WordType Designs
Driven To Distractions©
The Sound of One Hand Clapping©


A rchive Date
[ 29-05-2003 ]
Category
[ International Relations ]
sub-Categoy
[ Palestine ]

      [http://www.chron.com/cs/CDA/story.hts/editorial/1928666

      Ice cube of hope in scorching Mideast
      By JIM HOAGLAND
      May 28, 2003, 7:11PM

      WITH terrorist bombs shaking the Saudi dynasty and the United States stumbling badly in its first efforts to turn military victory into political stability in Iraq, the scheduling of one more leadership meeting has to be seen as a tiny event - an ice cube of hope in a region in flames. But tiny is good in the Middle East at this moment.

      The June 4 meeting in Jordan between President Bush, Israel's Ariel Sharon and the Palestinian Authority's new prime minister, Mahmoud Abbas, will bring together three men who currently behave as if they are in search of something positive to spotlight. That is a seed of change to be nourished.

      The way was cleared for the meeting, announced Wednesday by the White House, by the Israeli prime minister's decision over the weekend to accept the international "road map" to a two-state solution for the Israeli-Palestinian conflict. Bush nudged Sharon into signing on to the process.
      Make no mistake. Each leader has tactical reasons for agreeing to show up in Aqaba. Sharon's acceptance of the road map has the earmarks of a move made to deflect American pressure - more precisely, to maintain the political friendship that Bush and Sharon present as a glowing and productive one that helps each electorally.

      And the road map has loopholes galore. Its formal acceptance could well be the high point of its utility, after which it could join the Jarring mission, the Rogers plan, Camp David II and other high-minded exercises in the graveyard of failed comprehensive Middle East peace initiatives.

      Such plans are offered up periodically to propitiate the merciless anger of the region, to encourage talking instead of shooting - even if only for a while. The road map belongs to the tradition of the caring cynicism of peacemaking in the Holy Land.

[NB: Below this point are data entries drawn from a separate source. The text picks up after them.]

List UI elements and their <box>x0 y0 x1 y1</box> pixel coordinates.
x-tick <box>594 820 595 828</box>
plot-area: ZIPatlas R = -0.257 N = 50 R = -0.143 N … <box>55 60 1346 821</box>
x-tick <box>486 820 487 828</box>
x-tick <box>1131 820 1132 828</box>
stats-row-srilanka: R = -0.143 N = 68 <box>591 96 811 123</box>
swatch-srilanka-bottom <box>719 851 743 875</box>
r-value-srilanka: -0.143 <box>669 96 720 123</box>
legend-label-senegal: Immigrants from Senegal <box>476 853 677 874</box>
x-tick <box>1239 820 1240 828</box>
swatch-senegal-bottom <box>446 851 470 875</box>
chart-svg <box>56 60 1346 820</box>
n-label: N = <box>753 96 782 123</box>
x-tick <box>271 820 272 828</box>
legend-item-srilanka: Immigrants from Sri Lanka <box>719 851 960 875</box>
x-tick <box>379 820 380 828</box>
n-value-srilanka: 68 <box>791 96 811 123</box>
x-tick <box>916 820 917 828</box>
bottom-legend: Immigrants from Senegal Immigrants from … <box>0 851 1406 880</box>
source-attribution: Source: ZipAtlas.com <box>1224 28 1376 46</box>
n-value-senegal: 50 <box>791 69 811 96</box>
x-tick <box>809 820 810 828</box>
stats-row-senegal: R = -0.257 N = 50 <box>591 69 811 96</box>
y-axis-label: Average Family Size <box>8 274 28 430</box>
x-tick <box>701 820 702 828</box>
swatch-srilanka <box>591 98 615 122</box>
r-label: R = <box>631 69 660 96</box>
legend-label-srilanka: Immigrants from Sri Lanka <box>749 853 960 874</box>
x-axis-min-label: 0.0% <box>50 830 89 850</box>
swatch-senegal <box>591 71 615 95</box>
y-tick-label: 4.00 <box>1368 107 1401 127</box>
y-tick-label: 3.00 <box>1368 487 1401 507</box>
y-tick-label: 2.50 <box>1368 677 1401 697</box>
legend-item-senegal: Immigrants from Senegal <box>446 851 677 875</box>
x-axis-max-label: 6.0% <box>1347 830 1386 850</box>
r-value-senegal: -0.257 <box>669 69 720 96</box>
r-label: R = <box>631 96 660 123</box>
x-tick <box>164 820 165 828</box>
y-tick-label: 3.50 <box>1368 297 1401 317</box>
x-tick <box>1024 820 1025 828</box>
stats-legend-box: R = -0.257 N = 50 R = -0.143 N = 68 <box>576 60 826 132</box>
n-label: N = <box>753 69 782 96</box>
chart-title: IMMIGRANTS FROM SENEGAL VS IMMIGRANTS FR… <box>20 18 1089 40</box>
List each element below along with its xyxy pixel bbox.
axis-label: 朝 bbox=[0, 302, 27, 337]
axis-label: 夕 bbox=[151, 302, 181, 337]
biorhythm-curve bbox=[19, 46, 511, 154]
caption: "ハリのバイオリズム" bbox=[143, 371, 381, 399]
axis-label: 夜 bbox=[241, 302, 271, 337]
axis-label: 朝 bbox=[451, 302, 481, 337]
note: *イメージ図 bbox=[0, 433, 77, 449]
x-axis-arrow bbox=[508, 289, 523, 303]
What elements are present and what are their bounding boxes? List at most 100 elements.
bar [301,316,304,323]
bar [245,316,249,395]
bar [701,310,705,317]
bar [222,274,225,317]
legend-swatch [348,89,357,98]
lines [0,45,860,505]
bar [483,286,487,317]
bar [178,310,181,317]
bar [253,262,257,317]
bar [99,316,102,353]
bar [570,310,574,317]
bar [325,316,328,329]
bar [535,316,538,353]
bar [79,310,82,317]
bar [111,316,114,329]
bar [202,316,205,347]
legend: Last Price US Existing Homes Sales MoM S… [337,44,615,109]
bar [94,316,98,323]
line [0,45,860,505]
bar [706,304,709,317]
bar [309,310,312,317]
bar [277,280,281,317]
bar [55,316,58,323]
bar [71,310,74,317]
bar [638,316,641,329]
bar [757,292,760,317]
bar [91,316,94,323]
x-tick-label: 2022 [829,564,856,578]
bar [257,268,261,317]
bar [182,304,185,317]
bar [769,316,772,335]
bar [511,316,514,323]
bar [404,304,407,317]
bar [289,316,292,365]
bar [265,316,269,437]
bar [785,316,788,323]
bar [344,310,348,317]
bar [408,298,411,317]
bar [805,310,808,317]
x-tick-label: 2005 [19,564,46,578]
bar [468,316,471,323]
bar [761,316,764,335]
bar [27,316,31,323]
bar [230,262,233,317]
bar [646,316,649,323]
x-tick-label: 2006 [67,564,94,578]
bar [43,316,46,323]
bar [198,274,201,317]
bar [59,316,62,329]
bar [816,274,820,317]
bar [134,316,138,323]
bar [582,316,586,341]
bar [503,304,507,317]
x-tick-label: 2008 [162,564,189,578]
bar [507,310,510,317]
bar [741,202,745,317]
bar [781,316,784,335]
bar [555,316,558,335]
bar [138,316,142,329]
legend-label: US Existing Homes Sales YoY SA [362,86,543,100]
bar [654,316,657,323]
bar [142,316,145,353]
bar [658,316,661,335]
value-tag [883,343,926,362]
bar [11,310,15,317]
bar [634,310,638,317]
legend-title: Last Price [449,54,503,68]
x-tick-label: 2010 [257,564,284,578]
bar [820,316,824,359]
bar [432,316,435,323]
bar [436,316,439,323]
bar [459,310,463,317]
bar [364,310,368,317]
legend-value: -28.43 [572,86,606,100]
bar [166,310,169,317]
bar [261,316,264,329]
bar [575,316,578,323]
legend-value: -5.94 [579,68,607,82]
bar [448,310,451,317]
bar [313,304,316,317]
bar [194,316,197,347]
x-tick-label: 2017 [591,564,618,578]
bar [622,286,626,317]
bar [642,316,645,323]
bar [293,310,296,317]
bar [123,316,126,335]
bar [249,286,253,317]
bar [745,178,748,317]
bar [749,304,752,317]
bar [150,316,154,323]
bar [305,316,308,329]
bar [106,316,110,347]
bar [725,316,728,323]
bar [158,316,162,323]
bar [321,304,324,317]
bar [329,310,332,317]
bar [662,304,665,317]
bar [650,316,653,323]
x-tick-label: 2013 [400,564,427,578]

      Sharon and Abbas should not so much follow the road map. They should use it to change the leadership dynamic of mutual destruction that Sharon and Yasser Arafat pursued with such abandon. Sharon's recent behavior suggests that he does not want to see Abbas fail, at least not at this point. That is progress of a kind. Bush is also emphasizing how far the Palestinians have come, rather than how far they still have to go, in the reform process.

      In accepting the road map, Sharon has had to talk about his concept of peace with the Palestinians. Here is what he said to a hostile audience of his Likud Party followers Monday, as reported by the Israeli newspaper Haaretz:

      "I think the idea that it is possible to continue keeping 3.5 million Palestinians under occupation - yes, it is occupation, you might not like the word, but what is happening is occupation - is bad for Israel, and bad for the Palestinians, and bad for the Israeli economy. ...You want to remain in Jenin, Nablus, Ramallah and Bethlehem?"

      In conversation, Sharon displays a careful attention to words and their deeper meanings that is at odds with his widespread image as a gruff-to-boorish ex-general and superhawk. He no doubt tasted the word "occupation" - previously off-limits to Israeli prime ministers and official spokesmen - like bitter medicine on his tongue before speaking it. He knows that words no longer belong to you or mean only what you want them to mean once you have spoken them. Like children leaving parents, words take on lives of their own.

      Abbas is even more cautious in what he says and how he approaches power. In his first weeks in an office demanded by Bush and Sharon specifically to limit Arafat's authority, Abbas has conducted himself as a serious figure, calmly resisting Sharon's calculated demand for sweeping commitments as the price for Israeli acceptance of the road map. Negotiation, he implicitly says, is about give and take, not take-take-take as it was when Arafat ran the show.

      An ice cube of hope won't last long in the hot afternoon of Middle East history, especially in a world beset by terror, war and economic malaise since 9/11. The suicide bombers of Hamas and al-Qaida, the holdout Saddamists in Iraq and the vigilante zealots among Israeli settlers stoke the fires of intolerance to make sure of that.

      That makes it all the more important for Sharon and Abbas to demonstrate at Aqaba that they can talk reasonably to each other about a peace that neither can grant now. They must show that they understand that plans drawn up by committees of outsiders will not on their own bring peace to the region. But the road map can serve as a catalyst, or an excuse, for change that is badly needed.